Common Variable Immunodeficiency - issues for referral
- Autoimmune manifestations
- GI: Chronic abdominal pain or signs of possible lymphoid hyperplasia
Common Variable Immunodeficiency - prognosis
Good, as long as receiving immunoglobulin replacement therapy and follow up by immunology.
Common Variable Immunodeficiency - complications
- Autoimmune disease in 20% of common variable immunodeficiency patients. Most common are autoimmune hemolytic anemia and idiopathic thrombocytopenia purpura.
- GI complications include chronic diarrhea, malabsorption, and weight loss. Inflammatory bowel disease and Helicobacter pylori infection have also been observed.
- Granulomatous infiltrations may mimic sarcoidosis.
- Lymphoproliferative disease: Overall risk is 8%–10%. The most common are lymphomas, usually non-Hodgkin lymphoma, well differentiated, mostly Epstein-Barr virus negative.
- Chronic sinusitis and lung disease with abnormal pulmonary function tests
- Progressive decline in T-lymphocyte function
Common Variable Immunodeficiency - patient monitoring
CBC with differential, ALT, Creatinine, IgG level
Common Variable Immunodeficiency - bibliography
- Ballow M. Primary immunodeficiency disorders: Antibody deficiencies. J Allergy Clin Immunol. 2002;109:581–591.
- Brant D., Gershwin M. Common variable immune deficiency and autoimmunity. Autoimmunity reviews 5. (2006) 465–470.
- Castigli E., Geha R. Molecular basis of common variable immunodeficiency. J Allergy Clin Immunol. Nov 2005.
- Cunningham-Rundles C. Common variable immunodeficiency. Curr Allergy Asthma Rep. 2001;1:421–429.
- Cunningham-Rundles C. Immune deficiency: Office evaluation and treatment. Allergy Asthma Proc. 2003;24:409–415.
- de Asis ML, Iqbal S, Sicklick M. Analysis of a family obtaining three members with common variable immunodeficiency. Ann Allergy Asthma Immunol. 1996;76:527–529.
- Moratto D., et al.
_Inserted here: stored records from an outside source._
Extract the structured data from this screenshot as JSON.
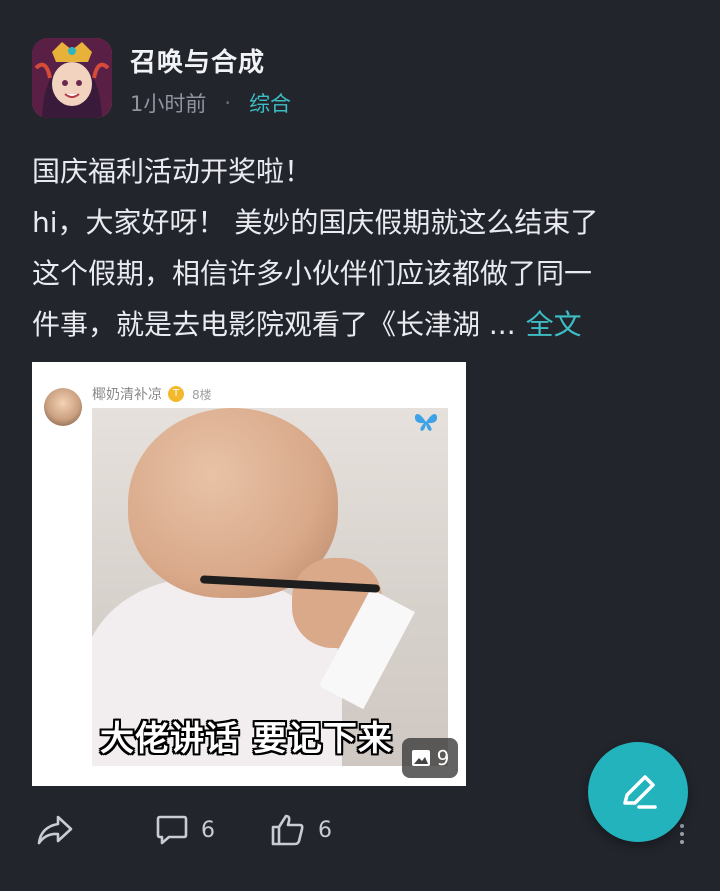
{
  "post": {
    "author": "召唤与合成",
    "time": "1小时前",
    "separator": "·",
    "category": "综合",
    "title_line": "国庆福利活动开奖啦！",
    "body_lines": [
      "hi，大家好呀！ 美妙的国庆假期就这么结束了",
      "这个假期，相信许多小伙伴们应该都做了同一",
      "件事，就是去电影院观看了《长津湖 ..."
    ],
    "full_text_link": "全文"
  },
  "image_card": {
    "username": "椰奶清补凉",
    "level": "T",
    "floor": "8楼",
    "caption": "大佬讲话 要记下来",
    "image_count": "9"
  },
  "actions": {
    "comments": "6",
    "likes": "6"
  },
  "colors": {
    "background": "#22252c",
    "accent": "#3dbdc4",
    "fab": "#22b3bd"
  },
  "icons": [
    "share-icon",
    "comment-icon",
    "like-icon",
    "image-icon",
    "edit-pen-icon",
    "butterfly-icon"
  ]
}
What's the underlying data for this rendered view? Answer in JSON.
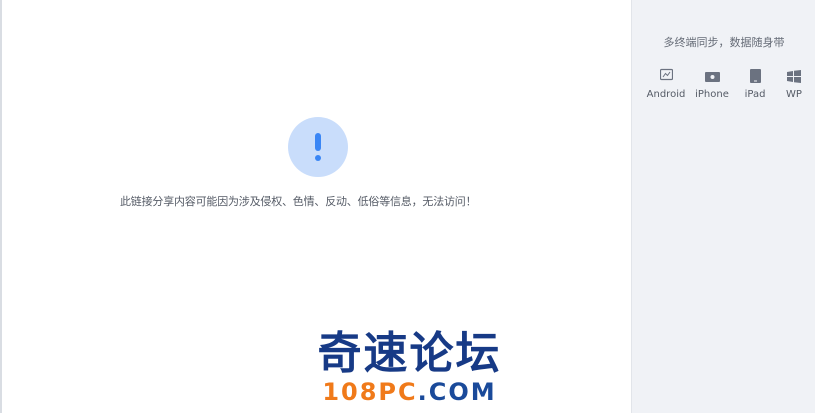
{
  "main": {
    "notice_text": "此链接分享内容可能因为涉及侵权、色情、反动、低俗等信息，无法访问！"
  },
  "sidebar": {
    "title": "多终端同步，数据随身带",
    "platforms": [
      {
        "label": "Android",
        "icon": "android-icon"
      },
      {
        "label": "iPhone",
        "icon": "iphone-icon"
      },
      {
        "label": "iPad",
        "icon": "ipad-icon"
      },
      {
        "label": "WP",
        "icon": "windows-phone-icon"
      }
    ]
  },
  "watermark": {
    "title": "奇速论坛",
    "sub_num": "108PC",
    "sub_txt": ".COM"
  },
  "colors": {
    "accent": "#3a86f5",
    "alert_bg": "#c9ddfb",
    "sidebar_bg": "#f0f2f6",
    "watermark_blue": "#173a86",
    "watermark_orange": "#f07a1a"
  }
}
Combined decreased of defined B and T cell subsets in a group of common variable immunodeficiency patients. Clinical Immunology. (2006) 121, 203–214.
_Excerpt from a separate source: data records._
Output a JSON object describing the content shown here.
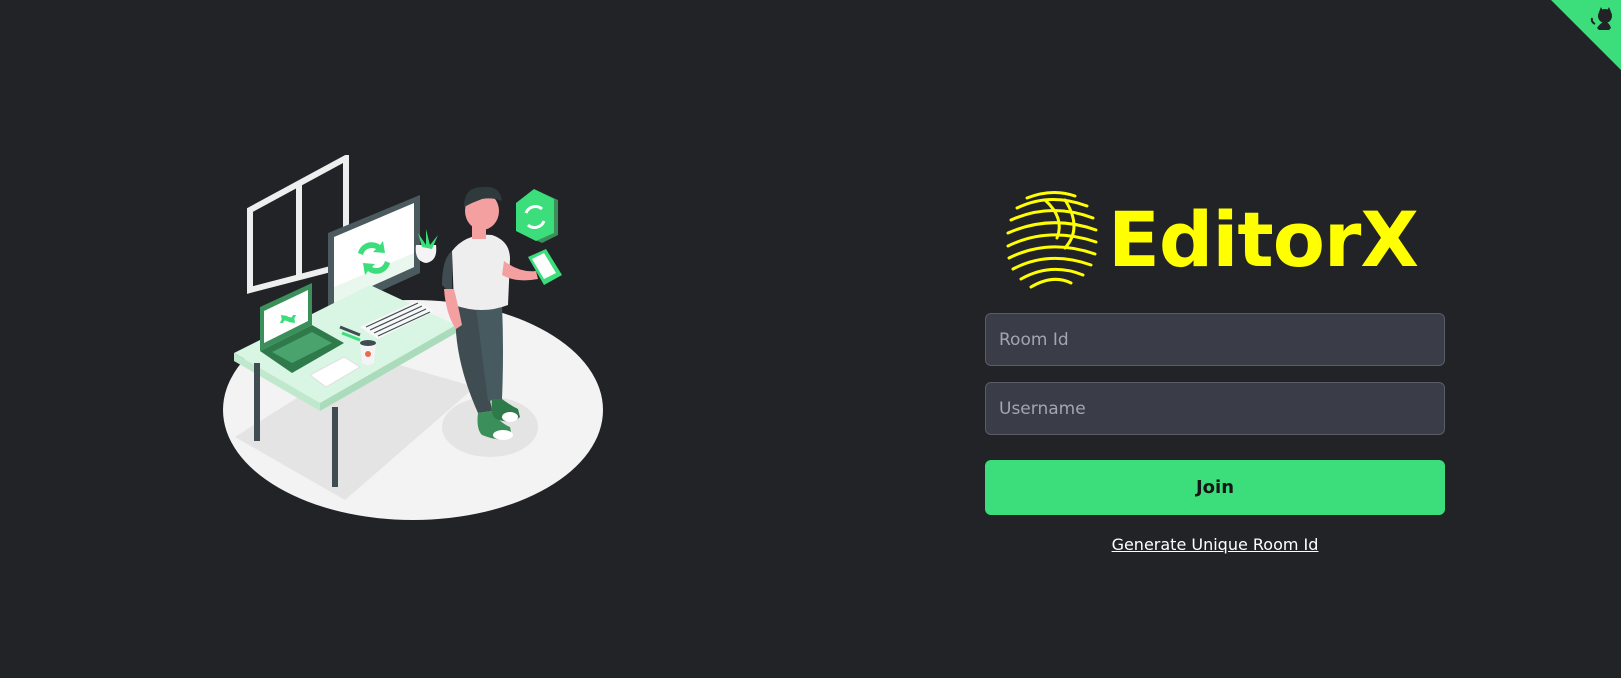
{
  "brand": {
    "name": "EditorX",
    "color": "#ffff00"
  },
  "form": {
    "room_id_placeholder": "Room Id",
    "room_id_value": "",
    "username_placeholder": "Username",
    "username_value": "",
    "join_label": "Join",
    "generate_link_label": "Generate Unique Room Id"
  },
  "colors": {
    "background": "#212327",
    "accent": "#3bde7a",
    "input_bg": "#3a3c48"
  },
  "icons": {
    "corner": "github-corner-icon",
    "logo": "fingerprint-logo-icon"
  }
}
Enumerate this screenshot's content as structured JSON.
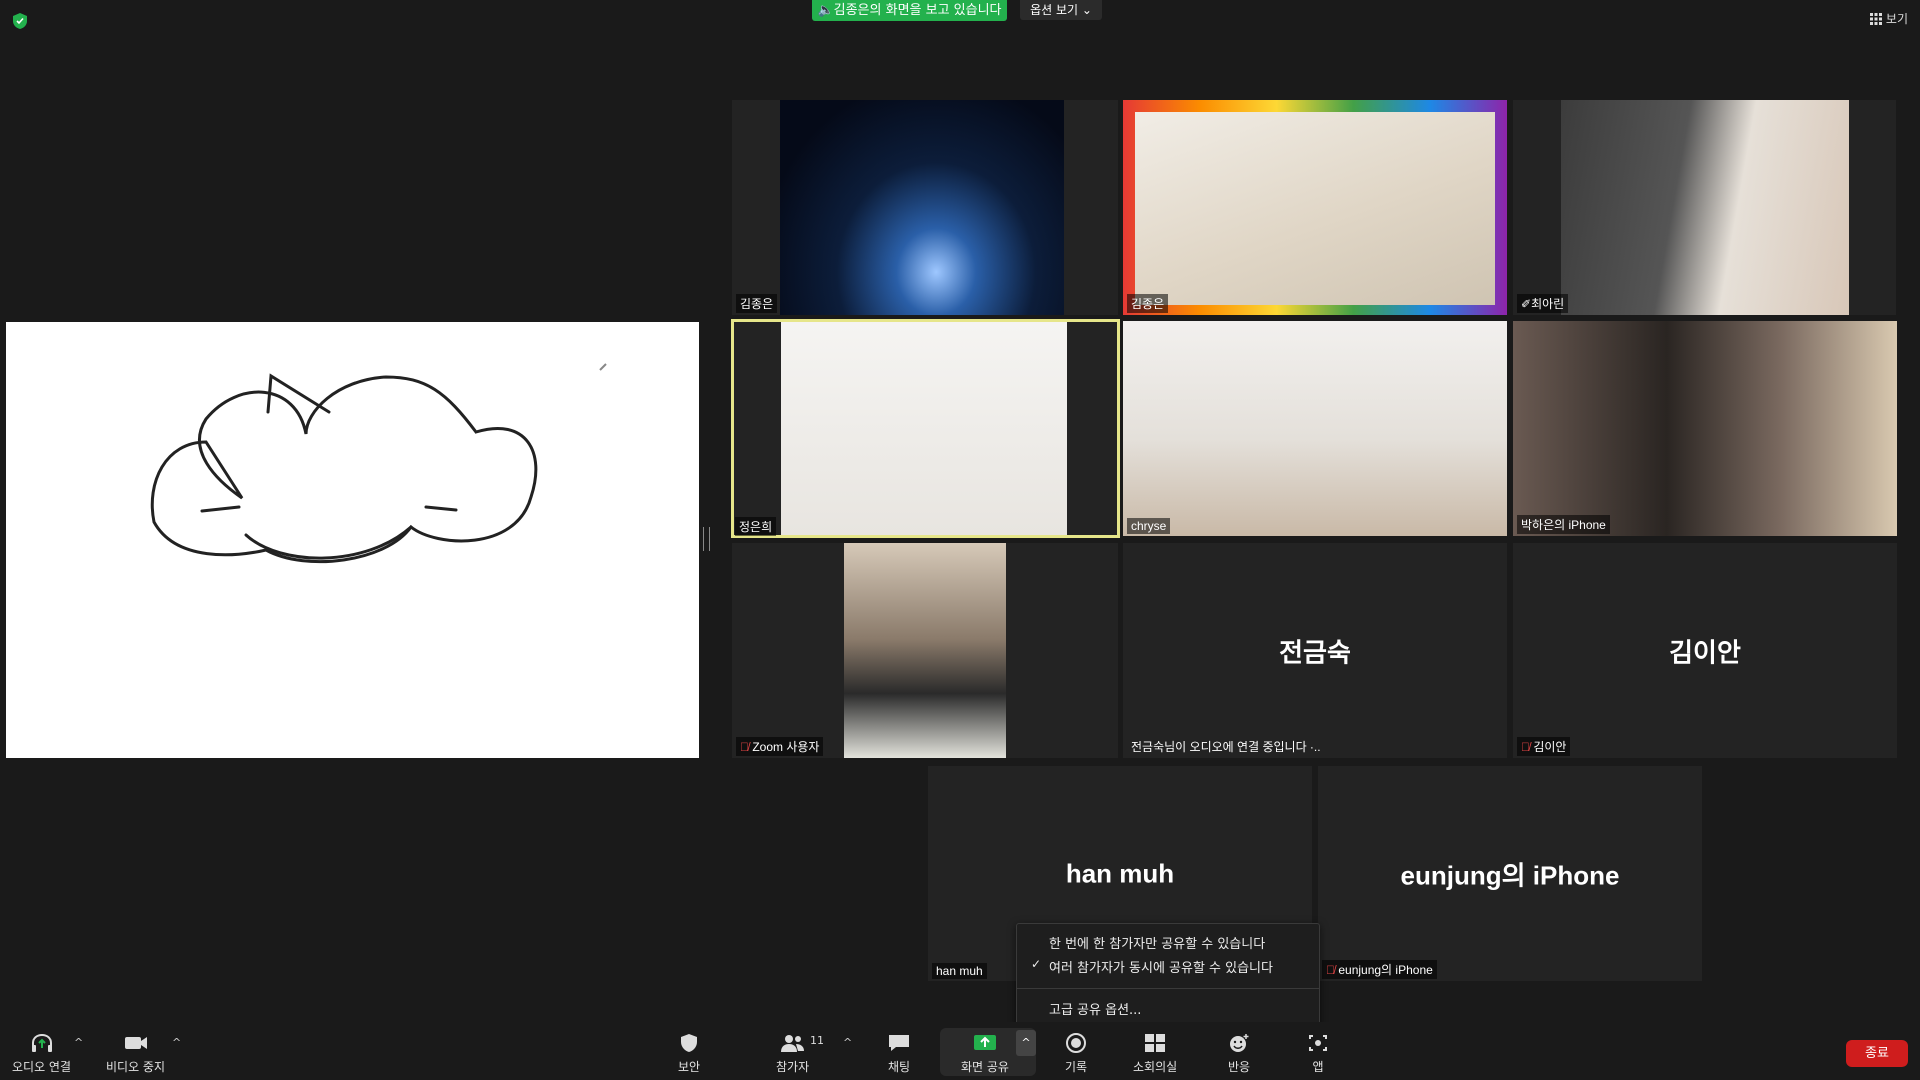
{
  "top": {
    "share_banner": "김종은의 화면을 보고 있습니다",
    "view_options": "옵션 보기",
    "view_label": "보기"
  },
  "tiles": [
    {
      "name": "김종은"
    },
    {
      "name": "김종은"
    },
    {
      "name": "최아린"
    },
    {
      "name": "정은희"
    },
    {
      "name": "chryse"
    },
    {
      "name": "박하은의 iPhone"
    },
    {
      "name": "Zoom 사용자"
    },
    {
      "big": "전금숙",
      "name": "전금숙님이 오디오에 연결 중입니다 ·.."
    },
    {
      "big": "김이안",
      "name": "김이안"
    },
    {
      "big": "han muh",
      "name": "han muh"
    },
    {
      "big": "eunjung의 iPhone",
      "name": "eunjung의 iPhone"
    }
  ],
  "menu": {
    "item1": "한 번에 한 참가자만 공유할 수 있습니다",
    "item2": "여러 참가자가 동시에 공유할 수 있습니다",
    "item3": "고급 공유 옵션..."
  },
  "toolbar": {
    "audio": "오디오 연결",
    "video": "비디오 중지",
    "security": "보안",
    "participants": "참가자",
    "participants_count": "11",
    "chat": "채팅",
    "share": "화면 공유",
    "record": "기록",
    "breakout": "소회의실",
    "reactions": "반응",
    "apps": "앱",
    "end": "종료"
  },
  "colors": {
    "background": "#1a1a1a",
    "share_green": "#23b14d",
    "end_red": "#cf1d1d",
    "active_border": "#e6e68a"
  }
}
- Salzer U, Grimbacher B. Common Variable immunodeficiency: The power of costimulation co-stimulation. Seminars in Immunology 18. (2006) 337–346.
- Simonte S, Cunningham-Rundles C. Update on primary immunodeficiency: Defects of lymphocytes. Clin Immunol. 2003;109:109–118.
Common Variable Immunodeficiency - CODES
Common Variable Immunodeficiency - icd9
279.06 Common variable immunodeficiency
Common Variable Immunodeficiency - PATIENT TEACHING-MED
- Several websites available to patients and families:Immune deficiency Foundation: www.primaryimmune.org
- International Patient Organization for Primary Immunodeficiencies: www.ipopi.org
- The Jeffrey Modell Foundation: www.jmfworld.org
- National Institute of Allergy and Immunology: www.niaid.nih.gov
Common Variable Immunodeficiency - FAQ
- Q: What is the life expectancy of patients with the diagnosis of common variable immunodeficiency?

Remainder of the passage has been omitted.